If you think that working mums become gloomy as a consequence of toiling both at office and home, you need to get your facts checked.
An academic research has revealed that working mums are happier than stay-at-home mums irrespective of the hours they have to spend in the office. The study was led by Alison Booth and Jan Van Ours and was carried out by the Institute for Social and Economic Research at the University of Essex.
It was found that even those mothers who work more than 45 hours a week benefit from much higher levels of “life satisfaction” than full-time mums. This finding counters the long held assumption that mothers would be more pleased if they stayed home with their children.

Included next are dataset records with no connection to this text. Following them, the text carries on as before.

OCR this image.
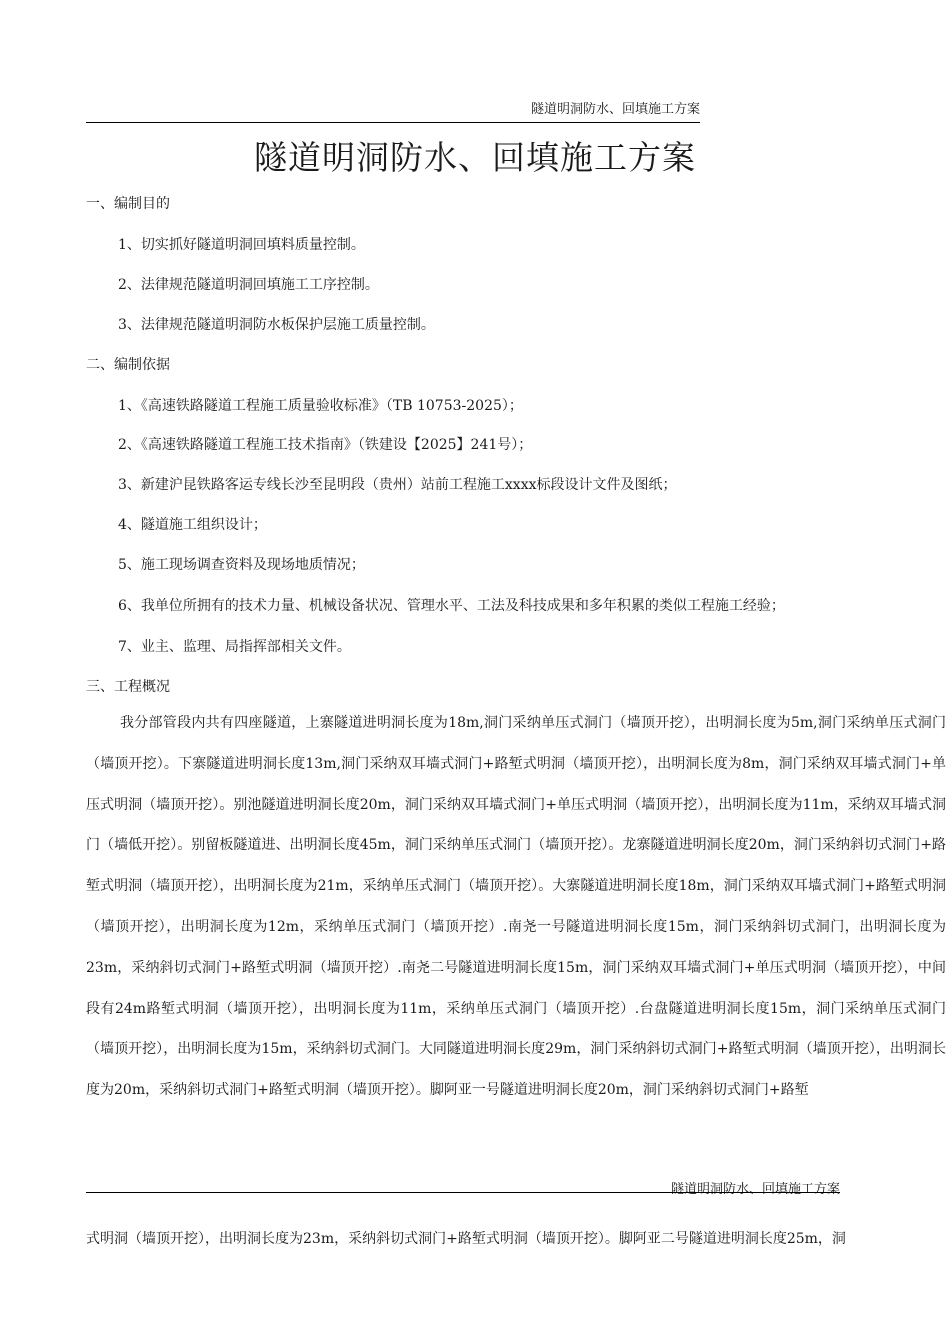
隧道明洞防水、回填施工方案
隧道明洞防水、回填施工方案
一、编制目的
1、切实抓好隧道明洞回填料质量控制。
2、法律规范隧道明洞回填施工工序控制。
3、法律规范隧道明洞防水板保护层施工质量控制。
二、编制依据
1、《高速铁路隧道工程施工质量验收标准》（TB 10753-2025）；
2、《高速铁路隧道工程施工技术指南》（铁建设【2025】241号）；
3、新建沪昆铁路客运专线长沙至昆明段（贵州）站前工程施工xxxx标段设计文件及图纸；
4、隧道施工组织设计；
5、施工现场调查资料及现场地质情况；
6、我单位所拥有的技术力量、机械设备状况、管理水平、工法及科技成果和多年积累的类似工程施工经验；
7、业主、监理、局指挥部相关文件。
三、工程概况
我分部管段内共有四座隧道，上寨隧道进明洞长度为18m,洞门采纳单压式洞门（墙顶开挖），出明洞长度为5m,洞门采纳单压式洞门（墙顶开挖）。下寨隧道进明洞长度13m,洞门采纳双耳墙式洞门+路堑式明洞（墙顶开挖），出明洞长度为8m，洞门采纳双耳墙式洞门+单压式明洞（墙顶开挖）。别池隧道进明洞长度20m，洞门采纳双耳墙式洞门+单压式明洞（墙顶开挖），出明洞长度为11m，采纳双耳墙式洞门（墙低开挖）。别留板隧道进、出明洞长度45m，洞门采纳单压式洞门（墙顶开挖）。龙寨隧道进明洞长度20m，洞门采纳斜切式洞门+路堑式明洞（墙顶开挖），出明洞长度为21m，采纳单压式洞门（墙顶开挖）。大寨隧道进明洞长度18m，洞门采纳双耳墙式洞门+路堑式明洞（墙顶开挖），出明洞长度为12m，采纳单压式洞门（墙顶开挖）.南尧一号隧道进明洞长度15m，洞门采纳斜切式洞门，出明洞长度为23m，采纳斜切式洞门+路堑式明洞（墙顶开挖）.南尧二号隧道进明洞长度15m，洞门采纳双耳墙式洞门+单压式明洞（墙顶开挖），中间段有24m路堑式明洞（墙顶开挖），出明洞长度为11m，采纳单压式洞门（墙顶开挖）.台盘隧道进明洞长度15m，洞门采纳单压式洞门（墙顶开挖），出明洞长度为15m，采纳斜切式洞门。大同隧道进明洞长度29m，洞门采纳斜切式洞门+路堑式明洞（墙顶开挖），出明洞长度为20m，采纳斜切式洞门+路堑式明洞（墙顶开挖）。脚阿亚一号隧道进明洞长度20m，洞门采纳斜切式洞门+路堑
隧道明洞防水、回填施工方案
式明洞（墙顶开挖），出明洞长度为23m，采纳斜切式洞门+路堑式明洞（墙顶开挖）。脚阿亚二号隧道进明洞长度25m，洞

It was concluded three years ago by a research conducted by the Centre for Policy Studies that almost half of the mothers were working only because they needed money. The popularity of David Cameron’s promise to offer tax breaks to married couples to help mothers stay at home was also doubted by the researchers.

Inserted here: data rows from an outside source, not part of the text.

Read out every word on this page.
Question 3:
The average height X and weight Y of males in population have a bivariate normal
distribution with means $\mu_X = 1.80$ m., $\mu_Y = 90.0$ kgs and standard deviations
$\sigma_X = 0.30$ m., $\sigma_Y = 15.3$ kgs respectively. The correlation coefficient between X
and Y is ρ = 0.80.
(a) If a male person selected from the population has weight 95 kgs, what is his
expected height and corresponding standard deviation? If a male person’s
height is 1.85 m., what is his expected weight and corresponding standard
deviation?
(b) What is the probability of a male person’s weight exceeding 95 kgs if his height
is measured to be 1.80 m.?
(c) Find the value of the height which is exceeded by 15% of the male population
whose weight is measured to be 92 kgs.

However, the report guaranteed Job Satisfaction and Family Happiness, high levels of life satisfaction was found among women working part time, those who work 30-34 hours a week and 41-45 hours a week also reported high levels of wellbeing.
“Women without children do not care about their working hours, while women with children are significantly happier if they have a job, regardless of how many hours it entails,” Times Online quoted the authors of the report, as saying.
The data compiled in eight years of the British Household Panel Survey, which questions 5,500 households on an annual basis, had been utilized for the report.
It was also found that children had no role in increasing life satisfaction for men. However, among women, it increases only when children start going to school.
The Conservatives will be charting out plans to make single parents, who have children at school, work and to make joining a training programme a condition of receiving benefit.